How Do You Say "Huh?" In Portuguese?

While I had grasped Spanish enough to get by, I was unprepared for Portuguese. Sure, it looked similar to Spanish words, and I had written down a few choice phrases from the internet to help me out, but pronounciation was an entirely different matter. I had only just managed to reconfigure my English pronounciation inclinations to Spanish, so I was completely taken aback at how Brazilian Portuguese sounded. I had never heard it before then.

Take the city name, Recife, for example. Initially, I had pronounced it in the very gringo way "Reh-seef". After learning a bit of Spanish, I thought "Rrre-see-feh" was better. No, of course not! In Portuguese, it is closer to "Heh-see-feh", though sometimes I heard it as "Heh-see-fee".

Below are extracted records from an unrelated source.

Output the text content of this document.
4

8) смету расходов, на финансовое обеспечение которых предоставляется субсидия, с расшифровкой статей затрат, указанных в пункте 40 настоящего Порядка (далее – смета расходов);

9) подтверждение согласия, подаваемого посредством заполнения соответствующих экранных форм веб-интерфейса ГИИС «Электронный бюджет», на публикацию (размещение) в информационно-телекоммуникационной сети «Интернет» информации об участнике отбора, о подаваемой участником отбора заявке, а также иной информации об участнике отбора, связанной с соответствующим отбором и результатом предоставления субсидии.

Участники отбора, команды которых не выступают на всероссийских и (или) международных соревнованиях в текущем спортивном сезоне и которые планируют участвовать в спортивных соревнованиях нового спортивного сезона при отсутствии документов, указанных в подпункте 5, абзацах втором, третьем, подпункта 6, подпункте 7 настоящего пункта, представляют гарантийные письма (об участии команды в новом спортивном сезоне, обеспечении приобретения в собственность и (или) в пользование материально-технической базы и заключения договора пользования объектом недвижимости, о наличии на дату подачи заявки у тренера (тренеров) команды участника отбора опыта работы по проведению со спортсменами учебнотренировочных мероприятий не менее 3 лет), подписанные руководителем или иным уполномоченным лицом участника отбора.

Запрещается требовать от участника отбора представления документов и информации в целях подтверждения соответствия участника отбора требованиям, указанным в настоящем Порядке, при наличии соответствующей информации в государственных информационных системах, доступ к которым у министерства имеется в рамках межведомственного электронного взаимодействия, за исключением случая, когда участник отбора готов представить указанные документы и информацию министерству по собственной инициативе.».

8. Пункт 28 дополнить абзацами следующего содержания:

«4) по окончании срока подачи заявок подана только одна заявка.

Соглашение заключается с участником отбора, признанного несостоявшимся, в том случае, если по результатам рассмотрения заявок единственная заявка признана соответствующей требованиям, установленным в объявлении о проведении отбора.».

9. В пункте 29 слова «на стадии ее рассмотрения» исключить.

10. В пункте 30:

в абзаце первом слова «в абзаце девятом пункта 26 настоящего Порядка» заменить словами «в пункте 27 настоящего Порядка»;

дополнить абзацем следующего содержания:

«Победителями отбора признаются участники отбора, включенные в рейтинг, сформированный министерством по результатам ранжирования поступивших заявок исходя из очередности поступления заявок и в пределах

Similarly, the word "internet" is a little different. While in Spanish pronounciation you would only slightly roll the R, in Brazil, if you say "inch-netch" or "in-che-netch", they will know exactly what you're talking about. And even the country's name, "Brazil" is pronounced "Bra-siw". Huh?

I had written down in my notebook, the basic greetings of "Good morning" and "Good afternoon", "Bom dia" and "Boa tarde", respectively. In my head, I had been pronouncing them in Spanish; "Bom dee-ah", "Bo-ah tarr-deh". Then I actually heard them in Portuguese... kind of like "Bom jee-ah" and "Bo charge". There are a lot of ch, zh, dj and sh sounds in Portuguese so that it almost sounds like a mix between French and an Eastern European language.

Fortunately, "yes" was similar to Spanish's "sí" since people seemed to drop the M quite often when they said "sim", but "no" was a different matter. "No" is not "no" in Portuguese. It is "on", while não, pronounced "now" is actually "no". Phew! I either had a lot of learning or a lot of charades to do.